We dove into some topics on Monday's show, including some last-minute draft tips. Here's a sampling, with a few extra thoughts thrown in:
1. Don't overrate early season absences
Fantasy owners are way too focused on Week 1. Think about November, not September. Rob Gronkowski, who might be back by Week 3, is falling way too far in drafts (fifth or sixth round). There often is great value in taking players like Josh Gordon, Santonio Holmes and Le'Veon Bell who have various early season issues. Have faith in your ability to draft depth that can make up for their absences in the meantime.
2. Don't aim for WR3/Flex mediocrity
Wesseling made this point in the podcast, and it's a great one. Don't "aim" for receivers who can fill your third receiver slot or flex position. Aim for players who have high ceilings and can be starters. Guys like Danny Woodhead, Daryl Washington, Nate Washington and Davone Bess (in the past) are examples of guys who get overdrafted because owners aim for mediocrity.

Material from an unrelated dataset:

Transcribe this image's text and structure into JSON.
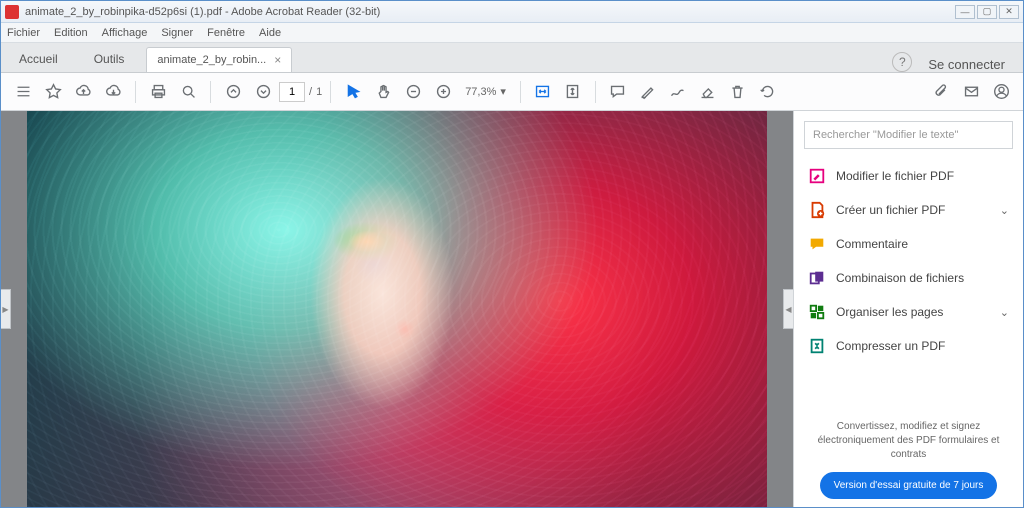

To put it another way: Don't look for receivers who will put up 800 yards and three touchdowns: WR3 numbers. Don't go for running backs who get eight to 10 touches a week but won't ever be high-impact starters. Look for players with potential to be difference-makers, not roster fillers. Take more chances.
3. Don't overrate last season
A player's 2012 performance matters. But it shouldn't be the sole ingredient toward deciding draft value. I'm not big into draft strategy, but here's one that works every year: Take talented players who are in their prime and being overlooked. Bonus points go to players who have shown they can produce. Essentially, pick the "uncool" pick. Take the guys who don't get a "nice pick" on draft day.
4. Don't worry about taking a player "too early"
Take the players you want. It doesn't matter if it's the fifth round or the third round. All those draft rankings you read are going to be wrong 5,000 different ways. They are a source of information, not an instruction manual. Your gut feeling is going to be just as accurate as any "expert."